A água, tão importante então para a sobrevivência de populações que escassamente lhe tinham acesso, é uma constante. No entanto, o espectador é então levado para uma relação ora platónica ora de um intenso desejo entre os dois jovens homens que olham, observam e admiram o corpo do outro como que uma novidade que agora testemunham. Esta admiração que tanto pode ser confundida como a primeira mútua observação de "índio" e "homem branco", pode ser também confundida como uma relação homo-erótica estabelecida entre os dois jovens que não só começam a conhecer o mundo como também despertam para uma sexualidade que - tanto quanto é do conhecimento do espectador - está apenas agora a começar. Esta mútua contemplação - com breves momentos em que o toque e a sensação ganham forma e se assumem como fundamentais para a dinâmica entre ambos (como relação desejada e obviamente proibida) - é, também ela, submergida numa permanente lembrança da missão inicial - a água como elemento de salvação - e na diferença de "raças" (palavra tenebrosa) que então, mais do que nunca, fazia todo o sentido para uma terra que se pretendia conquistar e desbravar de influências indesejadas, ou seja, a sua população indígena.
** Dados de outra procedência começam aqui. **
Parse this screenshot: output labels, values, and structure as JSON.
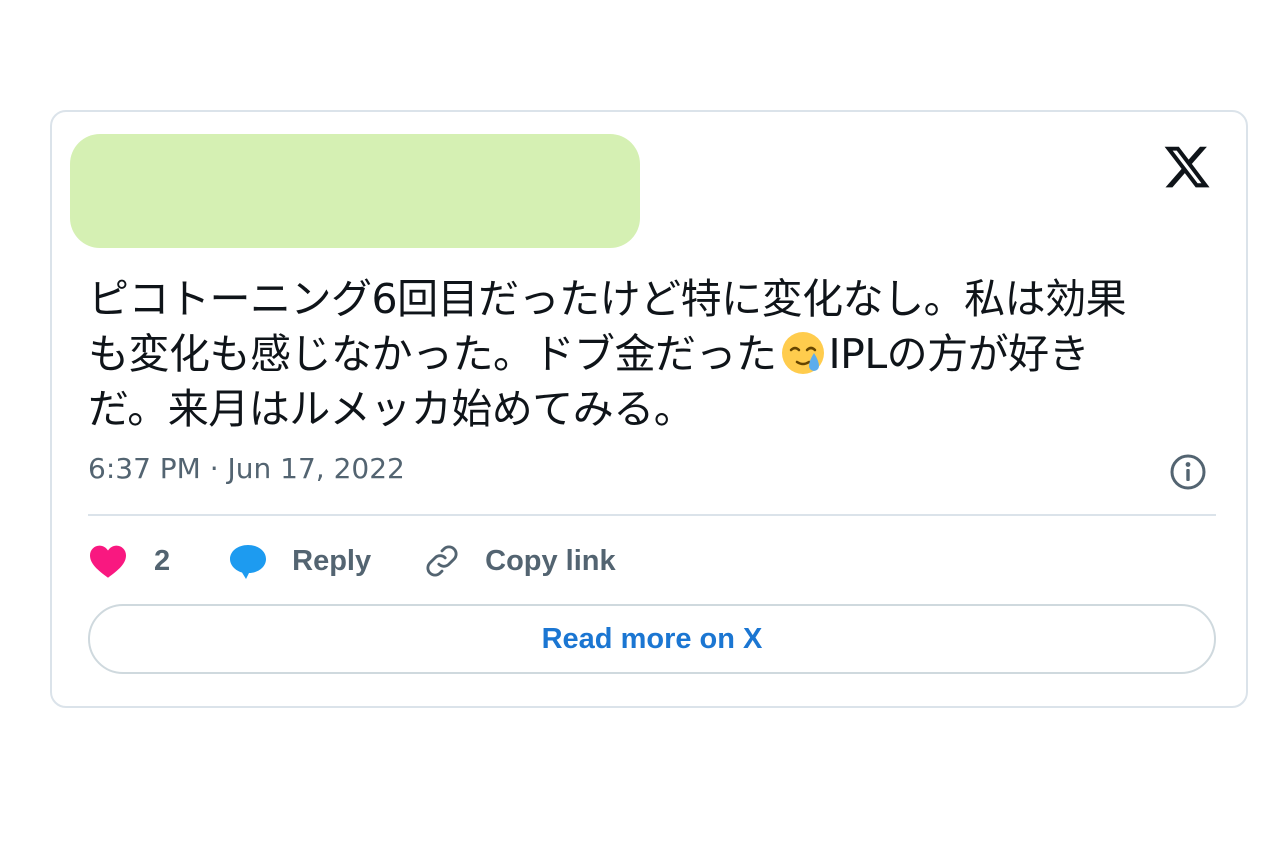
{
  "colors": {
    "redaction": "#d5f0b3",
    "heart": "#f91880",
    "reply_bubble": "#1d9bf0",
    "link": "#1b76d2",
    "muted": "#536471",
    "border": "#dbe3ea"
  },
  "header": {
    "author_redacted": true,
    "logo_icon": "x-logo-icon"
  },
  "tweet": {
    "text_part1": "ピコトーニング6回目だったけど特に変化なし。私は効果\nも変化も感じなかった。ドブ金だった",
    "emoji_icon": "face-holding-back-tears-emoji",
    "text_part2": "IPLの方が好き\nだ。来月はルメッカ始めてみる。",
    "timestamp": "6:37 PM · Jun 17, 2022",
    "info_icon": "info-icon"
  },
  "actions": {
    "like_icon": "heart-icon",
    "like_count": "2",
    "reply_icon": "reply-bubble-icon",
    "reply_label": "Reply",
    "copy_icon": "link-icon",
    "copy_label": "Copy link"
  },
  "read_more_label": "Read more on X"
}
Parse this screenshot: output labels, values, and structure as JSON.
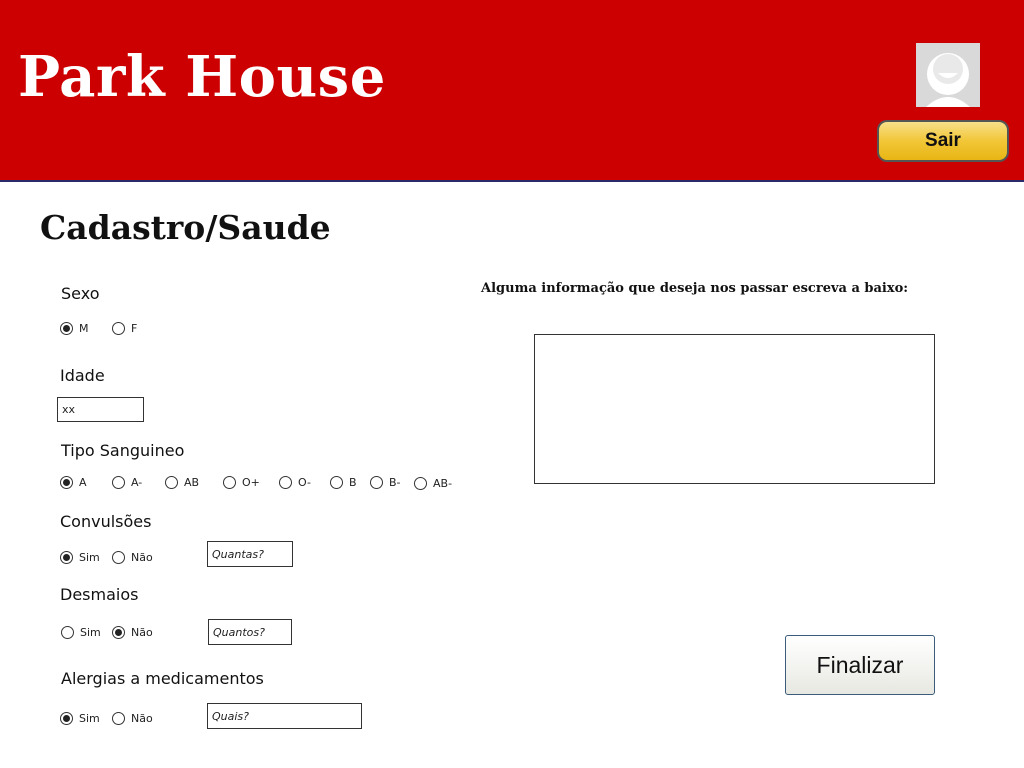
{
  "header": {
    "brand": "Park House",
    "logout_label": "Sair"
  },
  "page": {
    "title": "Cadastro/Saude"
  },
  "form": {
    "sexo": {
      "label": "Sexo",
      "options": [
        "M",
        "F"
      ],
      "selected": "M"
    },
    "idade": {
      "label": "Idade",
      "value": "xx"
    },
    "tipo_sanguineo": {
      "label": "Tipo Sanguineo",
      "options": [
        "A",
        "A-",
        "AB",
        "O+",
        "O-",
        "B",
        "B-",
        "AB-"
      ],
      "selected": "A"
    },
    "convulsoes": {
      "label": "Convulsões",
      "yes": "Sim",
      "no": "Não",
      "selected": "Sim",
      "count_placeholder": "Quantas?"
    },
    "desmaios": {
      "label": "Desmaios",
      "yes": "Sim",
      "no": "Não",
      "selected": "Não",
      "count_placeholder": "Quantos?"
    },
    "alergias": {
      "label": "Alergias a medicamentos",
      "yes": "Sim",
      "no": "Não",
      "selected": "Sim",
      "which_placeholder": "Quais?"
    }
  },
  "notes": {
    "label": "Alguma informação que deseja nos passar escreva a baixo:",
    "value": ""
  },
  "actions": {
    "finish_label": "Finalizar"
  }
}
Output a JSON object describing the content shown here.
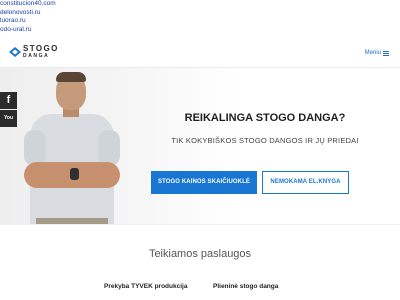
{
  "spam_links": [
    "constitucion40.com",
    "delonovosti.ru",
    "luorao.ru",
    "odo-ural.ru"
  ],
  "header": {
    "logo_top": "STOGO",
    "logo_bottom": "DANGA",
    "menu_label": "Meniu"
  },
  "social": [
    {
      "name": "facebook",
      "icon": "facebook-icon",
      "glyph": "f"
    },
    {
      "name": "youtube",
      "icon": "youtube-icon",
      "glyph": "You"
    }
  ],
  "hero": {
    "title": "REIKALINGA STOGO DANGA?",
    "subtitle": "TIK KOKYBIŠKOS STOGO DANGOS IR JŲ PRIEDAI",
    "primary_button": "STOGO KAINOS SKAIČIUOKLĖ",
    "secondary_button": "NEMOKAMA EL.KNYGA"
  },
  "services": {
    "title": "Teikiamos paslaugos",
    "items": [
      "Prekyba TYVEK produkcija",
      "Plieninė stogo danga"
    ]
  },
  "colors": {
    "accent": "#1976d2",
    "link": "#1a3ea8",
    "social_bg": "#2b2b2b"
  }
}
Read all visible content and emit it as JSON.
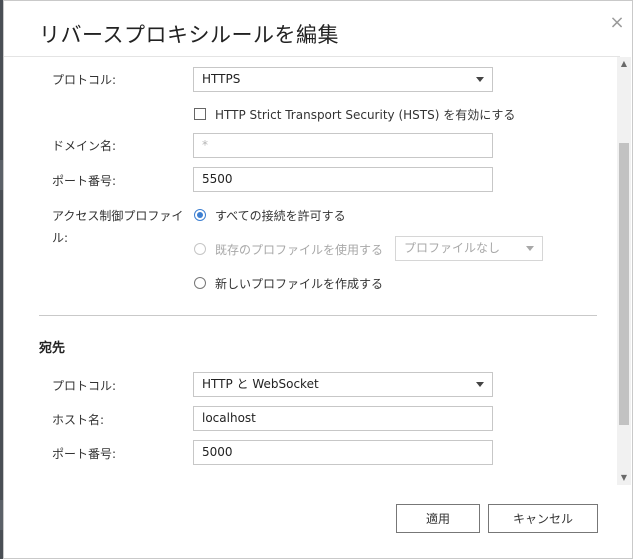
{
  "dialog": {
    "title": "リバースプロキシルールを編集",
    "close_glyph": "×"
  },
  "source": {
    "protocol_label": "プロトコル:",
    "protocol_value": "HTTPS",
    "hsts_label": "HTTP Strict Transport Security (HSTS) を有効にする",
    "hsts_checked": false,
    "domain_label": "ドメイン名:",
    "domain_value": "*",
    "port_label": "ポート番号:",
    "port_value": "5500",
    "access_label": "アクセス制御プロファイル:",
    "access_options": [
      {
        "label": "すべての接続を許可する",
        "checked": true,
        "disabled": false
      },
      {
        "label": "既存のプロファイルを使用する",
        "checked": false,
        "disabled": true
      },
      {
        "label": "新しいプロファイルを作成する",
        "checked": false,
        "disabled": false
      }
    ],
    "profile_select_value": "プロファイルなし"
  },
  "destination": {
    "section_title": "宛先",
    "protocol_label": "プロトコル:",
    "protocol_value": "HTTP と WebSocket",
    "host_label": "ホスト名:",
    "host_value": "localhost",
    "port_label": "ポート番号:",
    "port_value": "5000"
  },
  "buttons": {
    "apply": "適用",
    "cancel": "キャンセル"
  },
  "colors": {
    "accent": "#3d7fd1",
    "backdrop": "#4a4f55"
  }
}
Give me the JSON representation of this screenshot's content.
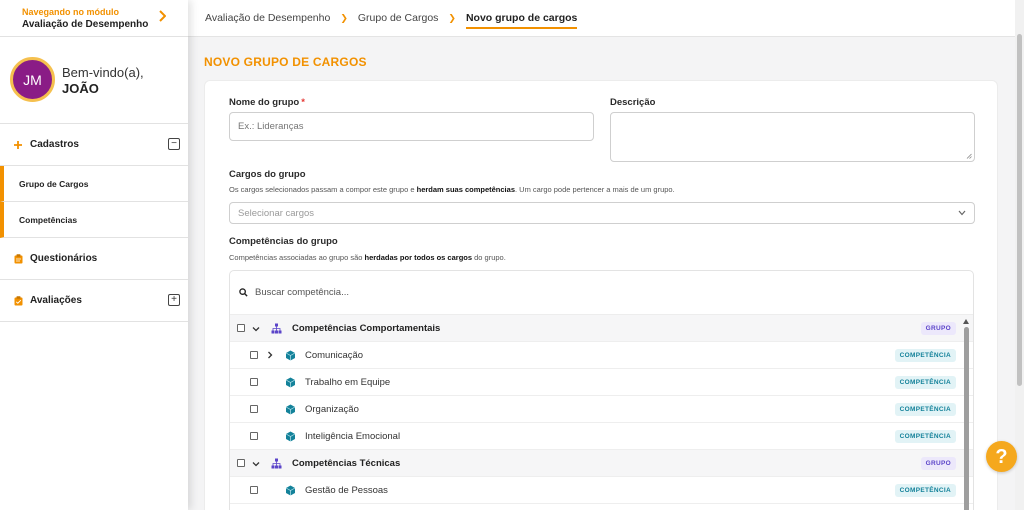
{
  "sidebar": {
    "module_label": "Navegando no módulo",
    "module_name": "Avaliação de Desempenho",
    "avatar_initials": "JM",
    "welcome_text": "Bem-vindo(a),",
    "user_name": "JOÃO",
    "menu": {
      "cadastros": {
        "label": "Cadastros",
        "toggle": "−"
      },
      "sub_items": [
        "Grupo de Cargos",
        "Competências"
      ],
      "questionarios": {
        "label": "Questionários"
      },
      "avaliacoes": {
        "label": "Avaliações",
        "toggle": "+"
      }
    }
  },
  "breadcrumb": [
    "Avaliação de Desempenho",
    "Grupo de Cargos",
    "Novo grupo de cargos"
  ],
  "page": {
    "title": "NOVO GRUPO DE CARGOS",
    "nome": {
      "label": "Nome do grupo",
      "required_mark": "*",
      "placeholder": "Ex.: Lideranças"
    },
    "descricao": {
      "label": "Descrição"
    },
    "cargos": {
      "label": "Cargos do grupo",
      "help_before": "Os cargos selecionados passam a compor este grupo e ",
      "help_bold": "herdam suas competências",
      "help_after": ". Um cargo pode pertencer a mais de um grupo.",
      "placeholder": "Selecionar cargos"
    },
    "competencias": {
      "label": "Competências do grupo",
      "help_before": "Competências associadas ao grupo são ",
      "help_bold": "herdadas por todos os cargos",
      "help_after": " do grupo.",
      "search_placeholder": "Buscar competência..."
    }
  },
  "tree": {
    "group_badge": "GRUPO",
    "comp_badge": "COMPETÊNCIA",
    "rows": [
      {
        "type": "group",
        "label": "Competências Comportamentais"
      },
      {
        "type": "child",
        "label": "Comunicação",
        "expandable": true
      },
      {
        "type": "child",
        "label": "Trabalho em Equipe"
      },
      {
        "type": "child",
        "label": "Organização"
      },
      {
        "type": "child",
        "label": "Inteligência Emocional"
      },
      {
        "type": "group",
        "label": "Competências Técnicas"
      },
      {
        "type": "child",
        "label": "Gestão de Pessoas"
      }
    ]
  },
  "colors": {
    "accent": "#f29100",
    "avatar": "#8a1c86",
    "group_badge": "#5b44c9",
    "comp_badge": "#14829a"
  },
  "help_fab": {
    "glyph": "?"
  }
}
Se a água é como uma salvação e se brota de um jovem cowboy que é então o "objecto" de admiração de um jovem nativo americano... poderá isto querer significar que a sua eventual relação não é, afinal, tão proibida como se poderia esperar? Ou, por sua vez, não poderá esta salvação de uma comunidade existir graças às "mãos" do outro? Num misticismo permanente que se cruza sem reservas num imaginário erótico, Washakie y el Chico de las Manos Mojadas parece ter brotado dos velhos western norte-americanos onde lendas e superstições cruzavam caminho com grandes batalhas, honra e continuidade de uma comunidade não esquecendo, no entanto, que esta continuidade é aqui vista com um olhar mais subversivo e felizmente pouco conservador que ganha forma graças a duas magníficas interpretações - de certa forma também elas contemplativas de um espaço ausente - de Ostolaza e Orvath, uma magnífica reconstituição histórica presente em detalhes como o guarda-roupa às mãos da dupla de realizadores em colaboração com Ana Peña e da pontual, mas essencial, direcção de arte de Eric Monteagudo, Miguel Monteagudo, Ricardo Ruiz e Gloria Tamarit que faz juz à velha expressão... less is more.
Destaque muito positivo ainda para a direcção de fotografia de Noel Mendez que abstrai o espectador da ausência de um cenário constante, obrigando-o a focar-se nos já referidos pequenos detalhes de construção de toda uma história de época sem que, no entanto, os actores estejam, de facto, lá.
Imaginativa, por vezes a exalar uma sensualidade quase animal e um interessante e mordaz retrato de uma sociedade que, então tal como agora, sobrevive à custa das necessidades maiores daqueles que num momento... nada têm.